Beyşehir'e götürüldüler. Sekiz ay Kızılay Kampı’nda tutuldular. Sonra Isparta'ya götürüldüler. Bir buçuk yıl kadar da orada tutuldular. Esir muamelesi görmediler, hayatlarını insanca sürdürebilmeleri için Kızılay tarafından kendilerine maaş ödendi. Günlük yaşama katıldılar. Kimisi Kızılay Hastanesi' nde hekimlik yaptı, kimisi fabrika ve atölyelerde Türklerle birlikte çalıştı. Çoğu teknik personel olduğu için özellikle makine tamiratlarında çok işe yaradılar. İkinci Dünya savaşı sona erdi. Alman denizciler trenle İzmir'e getirildi. Barış antlaşması gereğince amerikalılara teslim edildi. Gemiyle İtalya'ya gönderildiler. Almanya'da bir süre gözaltında tutuldular. Sorgulandılar 1946 yılı Eylül ayında hepsi sağ salim evlerine döndüler. Montrö olmasaydı Türkiye İkinci Dünya Savaşı'ndan kurtulamazdı.
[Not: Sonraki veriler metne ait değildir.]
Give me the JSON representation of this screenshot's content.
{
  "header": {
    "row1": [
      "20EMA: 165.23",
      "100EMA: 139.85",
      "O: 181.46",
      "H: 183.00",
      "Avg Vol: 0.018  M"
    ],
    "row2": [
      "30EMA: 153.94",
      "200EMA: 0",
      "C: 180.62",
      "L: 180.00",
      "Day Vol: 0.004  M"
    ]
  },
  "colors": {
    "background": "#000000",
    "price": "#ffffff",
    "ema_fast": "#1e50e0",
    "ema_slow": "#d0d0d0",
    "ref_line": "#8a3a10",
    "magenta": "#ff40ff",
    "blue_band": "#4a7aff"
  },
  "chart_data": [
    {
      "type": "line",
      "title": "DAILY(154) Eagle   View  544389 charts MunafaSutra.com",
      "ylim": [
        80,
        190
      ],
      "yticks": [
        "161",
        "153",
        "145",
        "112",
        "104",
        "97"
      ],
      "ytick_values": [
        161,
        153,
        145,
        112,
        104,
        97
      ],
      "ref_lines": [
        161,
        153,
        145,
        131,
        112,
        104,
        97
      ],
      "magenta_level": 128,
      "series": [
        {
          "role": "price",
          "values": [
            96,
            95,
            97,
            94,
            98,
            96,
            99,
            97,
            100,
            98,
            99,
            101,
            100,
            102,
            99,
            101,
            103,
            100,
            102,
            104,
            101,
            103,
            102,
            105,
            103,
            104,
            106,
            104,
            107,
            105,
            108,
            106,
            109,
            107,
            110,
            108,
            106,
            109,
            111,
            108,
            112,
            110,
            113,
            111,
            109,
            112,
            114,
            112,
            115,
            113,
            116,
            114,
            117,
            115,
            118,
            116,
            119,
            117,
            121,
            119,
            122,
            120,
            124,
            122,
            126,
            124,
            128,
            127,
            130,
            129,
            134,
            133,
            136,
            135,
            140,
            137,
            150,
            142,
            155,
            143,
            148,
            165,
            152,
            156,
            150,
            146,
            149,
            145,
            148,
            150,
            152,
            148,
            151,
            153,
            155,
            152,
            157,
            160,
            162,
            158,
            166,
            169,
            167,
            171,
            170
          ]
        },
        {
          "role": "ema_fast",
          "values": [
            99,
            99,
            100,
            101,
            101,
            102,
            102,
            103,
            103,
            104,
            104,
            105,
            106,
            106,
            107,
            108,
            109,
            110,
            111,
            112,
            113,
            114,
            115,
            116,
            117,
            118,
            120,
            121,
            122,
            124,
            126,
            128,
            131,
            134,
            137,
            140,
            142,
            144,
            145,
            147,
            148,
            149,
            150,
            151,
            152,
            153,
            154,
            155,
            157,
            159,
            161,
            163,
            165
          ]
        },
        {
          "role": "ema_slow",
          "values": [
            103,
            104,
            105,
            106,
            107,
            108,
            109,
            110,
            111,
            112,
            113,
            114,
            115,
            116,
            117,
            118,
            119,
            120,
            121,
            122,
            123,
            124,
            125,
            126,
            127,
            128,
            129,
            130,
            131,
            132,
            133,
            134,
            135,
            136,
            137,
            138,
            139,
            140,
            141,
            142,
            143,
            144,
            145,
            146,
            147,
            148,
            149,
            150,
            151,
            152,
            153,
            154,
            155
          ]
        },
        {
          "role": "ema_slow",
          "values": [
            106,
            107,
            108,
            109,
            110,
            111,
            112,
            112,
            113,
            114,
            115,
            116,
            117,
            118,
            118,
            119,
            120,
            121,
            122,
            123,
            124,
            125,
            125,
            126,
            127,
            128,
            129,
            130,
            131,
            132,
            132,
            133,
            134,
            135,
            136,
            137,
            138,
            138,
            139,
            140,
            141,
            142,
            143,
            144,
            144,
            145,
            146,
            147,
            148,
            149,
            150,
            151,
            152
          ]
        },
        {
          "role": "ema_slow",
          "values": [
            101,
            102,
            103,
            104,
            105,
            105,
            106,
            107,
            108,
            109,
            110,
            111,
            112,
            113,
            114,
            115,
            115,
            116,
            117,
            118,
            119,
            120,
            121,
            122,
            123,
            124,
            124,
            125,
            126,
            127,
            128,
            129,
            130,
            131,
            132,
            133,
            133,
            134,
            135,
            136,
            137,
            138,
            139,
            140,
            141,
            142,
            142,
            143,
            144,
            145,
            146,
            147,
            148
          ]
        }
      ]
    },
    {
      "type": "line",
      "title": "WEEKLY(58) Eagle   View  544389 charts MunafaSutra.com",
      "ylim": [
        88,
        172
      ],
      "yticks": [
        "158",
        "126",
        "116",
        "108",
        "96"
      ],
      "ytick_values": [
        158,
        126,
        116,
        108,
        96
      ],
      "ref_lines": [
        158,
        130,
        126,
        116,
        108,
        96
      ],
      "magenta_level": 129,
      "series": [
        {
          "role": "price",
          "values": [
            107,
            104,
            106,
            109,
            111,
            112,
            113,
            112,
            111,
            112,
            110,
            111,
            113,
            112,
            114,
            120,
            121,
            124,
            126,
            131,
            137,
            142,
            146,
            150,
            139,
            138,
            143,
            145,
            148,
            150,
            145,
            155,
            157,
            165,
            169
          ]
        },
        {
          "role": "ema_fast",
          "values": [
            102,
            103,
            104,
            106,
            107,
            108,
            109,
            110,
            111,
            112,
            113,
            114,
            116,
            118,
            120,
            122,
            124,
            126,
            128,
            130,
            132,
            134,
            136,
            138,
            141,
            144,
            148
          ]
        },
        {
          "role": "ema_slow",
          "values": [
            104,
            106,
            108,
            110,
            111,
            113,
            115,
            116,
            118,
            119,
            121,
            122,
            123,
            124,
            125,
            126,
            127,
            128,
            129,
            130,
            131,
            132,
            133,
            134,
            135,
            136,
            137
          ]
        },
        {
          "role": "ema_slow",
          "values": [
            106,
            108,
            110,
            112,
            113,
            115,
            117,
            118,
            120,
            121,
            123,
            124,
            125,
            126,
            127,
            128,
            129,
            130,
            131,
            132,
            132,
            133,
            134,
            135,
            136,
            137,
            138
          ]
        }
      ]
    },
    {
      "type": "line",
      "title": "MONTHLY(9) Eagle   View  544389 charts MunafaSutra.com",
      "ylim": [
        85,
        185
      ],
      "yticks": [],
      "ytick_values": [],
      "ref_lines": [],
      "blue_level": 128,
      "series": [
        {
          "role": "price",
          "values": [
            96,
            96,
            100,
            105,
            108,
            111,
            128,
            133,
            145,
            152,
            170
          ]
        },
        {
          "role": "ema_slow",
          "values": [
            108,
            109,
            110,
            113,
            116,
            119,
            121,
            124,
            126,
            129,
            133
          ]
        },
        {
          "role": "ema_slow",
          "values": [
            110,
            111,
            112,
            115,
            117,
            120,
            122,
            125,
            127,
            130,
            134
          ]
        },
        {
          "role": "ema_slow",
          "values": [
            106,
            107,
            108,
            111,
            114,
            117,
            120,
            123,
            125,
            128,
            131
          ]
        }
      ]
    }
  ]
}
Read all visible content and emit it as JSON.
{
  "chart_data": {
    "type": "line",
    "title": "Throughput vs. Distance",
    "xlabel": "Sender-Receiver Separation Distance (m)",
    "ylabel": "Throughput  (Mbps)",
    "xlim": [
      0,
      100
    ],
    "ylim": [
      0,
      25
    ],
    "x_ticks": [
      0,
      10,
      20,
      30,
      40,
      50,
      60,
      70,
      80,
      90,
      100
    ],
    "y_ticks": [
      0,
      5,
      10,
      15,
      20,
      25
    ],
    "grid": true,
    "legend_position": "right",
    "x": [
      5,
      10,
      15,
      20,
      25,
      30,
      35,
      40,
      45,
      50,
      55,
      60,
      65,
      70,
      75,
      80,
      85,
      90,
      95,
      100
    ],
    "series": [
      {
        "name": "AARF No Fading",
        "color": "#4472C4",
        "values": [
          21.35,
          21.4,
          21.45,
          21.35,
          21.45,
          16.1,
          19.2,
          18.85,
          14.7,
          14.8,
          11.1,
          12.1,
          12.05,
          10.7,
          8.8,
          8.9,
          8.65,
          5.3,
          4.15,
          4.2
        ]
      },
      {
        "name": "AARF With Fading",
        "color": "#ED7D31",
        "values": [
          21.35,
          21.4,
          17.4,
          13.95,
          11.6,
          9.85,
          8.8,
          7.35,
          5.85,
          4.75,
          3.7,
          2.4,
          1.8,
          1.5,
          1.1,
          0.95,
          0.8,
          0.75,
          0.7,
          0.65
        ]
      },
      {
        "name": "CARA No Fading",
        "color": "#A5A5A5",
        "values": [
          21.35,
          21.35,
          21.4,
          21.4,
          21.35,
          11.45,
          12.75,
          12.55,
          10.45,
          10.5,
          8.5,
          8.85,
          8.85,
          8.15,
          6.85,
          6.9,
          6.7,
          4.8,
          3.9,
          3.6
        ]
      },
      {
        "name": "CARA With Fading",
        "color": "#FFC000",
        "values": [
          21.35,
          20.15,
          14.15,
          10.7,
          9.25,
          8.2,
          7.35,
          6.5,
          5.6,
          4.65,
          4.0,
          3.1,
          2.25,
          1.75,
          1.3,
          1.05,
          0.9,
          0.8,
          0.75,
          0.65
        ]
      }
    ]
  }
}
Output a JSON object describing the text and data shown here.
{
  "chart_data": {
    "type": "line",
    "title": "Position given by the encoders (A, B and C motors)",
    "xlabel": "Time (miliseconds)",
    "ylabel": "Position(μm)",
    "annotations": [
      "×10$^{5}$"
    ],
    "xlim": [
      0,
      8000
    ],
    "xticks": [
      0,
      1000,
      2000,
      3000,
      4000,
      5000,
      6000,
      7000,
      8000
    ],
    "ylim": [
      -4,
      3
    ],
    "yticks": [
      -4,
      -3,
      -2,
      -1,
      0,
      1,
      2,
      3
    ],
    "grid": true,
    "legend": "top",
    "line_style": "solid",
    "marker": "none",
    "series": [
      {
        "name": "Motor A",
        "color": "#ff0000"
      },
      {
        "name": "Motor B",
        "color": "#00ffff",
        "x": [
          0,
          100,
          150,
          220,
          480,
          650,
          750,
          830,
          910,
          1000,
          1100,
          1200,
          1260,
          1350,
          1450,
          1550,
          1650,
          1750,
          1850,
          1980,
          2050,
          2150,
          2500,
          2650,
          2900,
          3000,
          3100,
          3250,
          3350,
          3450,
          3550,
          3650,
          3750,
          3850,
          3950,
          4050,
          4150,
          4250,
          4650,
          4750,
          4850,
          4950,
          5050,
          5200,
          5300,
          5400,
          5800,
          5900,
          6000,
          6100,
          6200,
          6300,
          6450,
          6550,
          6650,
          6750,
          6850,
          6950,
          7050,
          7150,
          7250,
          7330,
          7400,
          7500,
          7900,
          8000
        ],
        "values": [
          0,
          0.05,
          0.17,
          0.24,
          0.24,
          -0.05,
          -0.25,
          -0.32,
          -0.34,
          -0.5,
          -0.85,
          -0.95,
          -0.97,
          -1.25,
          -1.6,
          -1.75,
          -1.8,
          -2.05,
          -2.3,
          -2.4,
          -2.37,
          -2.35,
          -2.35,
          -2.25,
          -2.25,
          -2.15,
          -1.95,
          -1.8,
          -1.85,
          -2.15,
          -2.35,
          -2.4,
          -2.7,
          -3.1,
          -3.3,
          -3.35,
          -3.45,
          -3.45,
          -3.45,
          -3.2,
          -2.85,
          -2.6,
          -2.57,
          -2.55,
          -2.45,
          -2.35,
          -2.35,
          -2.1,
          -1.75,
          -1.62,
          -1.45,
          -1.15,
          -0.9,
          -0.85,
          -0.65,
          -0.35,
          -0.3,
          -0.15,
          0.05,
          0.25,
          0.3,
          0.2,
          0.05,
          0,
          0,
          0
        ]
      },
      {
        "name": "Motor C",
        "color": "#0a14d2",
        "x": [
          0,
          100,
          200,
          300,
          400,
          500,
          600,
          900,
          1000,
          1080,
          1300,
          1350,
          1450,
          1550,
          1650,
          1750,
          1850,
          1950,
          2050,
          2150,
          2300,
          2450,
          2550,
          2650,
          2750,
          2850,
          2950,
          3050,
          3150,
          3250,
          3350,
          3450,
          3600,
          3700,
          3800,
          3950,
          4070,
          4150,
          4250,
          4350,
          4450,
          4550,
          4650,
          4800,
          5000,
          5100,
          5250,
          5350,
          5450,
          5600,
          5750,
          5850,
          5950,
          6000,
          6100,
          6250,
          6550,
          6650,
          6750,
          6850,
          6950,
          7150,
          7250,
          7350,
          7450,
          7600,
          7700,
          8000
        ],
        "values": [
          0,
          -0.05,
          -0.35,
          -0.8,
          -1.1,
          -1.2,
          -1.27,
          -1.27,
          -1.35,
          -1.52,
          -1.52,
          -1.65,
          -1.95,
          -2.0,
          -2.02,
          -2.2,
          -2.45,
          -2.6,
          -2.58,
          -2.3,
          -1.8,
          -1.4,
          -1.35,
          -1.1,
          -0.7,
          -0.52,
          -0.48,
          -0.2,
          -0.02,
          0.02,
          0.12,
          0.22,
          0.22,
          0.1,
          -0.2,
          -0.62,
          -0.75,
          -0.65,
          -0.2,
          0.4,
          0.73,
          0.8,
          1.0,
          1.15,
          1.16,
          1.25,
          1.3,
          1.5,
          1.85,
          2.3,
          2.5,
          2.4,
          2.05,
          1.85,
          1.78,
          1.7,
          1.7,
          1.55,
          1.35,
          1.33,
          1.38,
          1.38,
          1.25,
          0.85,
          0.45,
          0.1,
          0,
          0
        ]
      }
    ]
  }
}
1994 yılında Karasu açıklarında deniz tatbikatı sırasında U-20 bulundu.
U20, 42,7 m uzunluk, 4,1 m genişliğinde idi. Sahilden 4 km uzaklıkta, kule derinliği 18 m, dip derinliği 23 m'dir. Batığın üzeri balıkçı ağlarıyla kaplanması canlı yaşamı tehdit etmektedir. Batığın temizlenerek dalış turizmine kazandırılmasına çalışılmalıdır. Parçalanmadan batan ve sığ sularda olan, iyi korunmuş batık, Türkiye’nin en iyi on dalış alanından biri kabul edilmektedir. Mürettebatı ölmeden U20'yi terk ettiğinden savaş mezarı değildir, bu nedenle dalışa izin verilmektedir. Karasu için bir turizm değeri olarak pazarlanması ve korunması gerekir.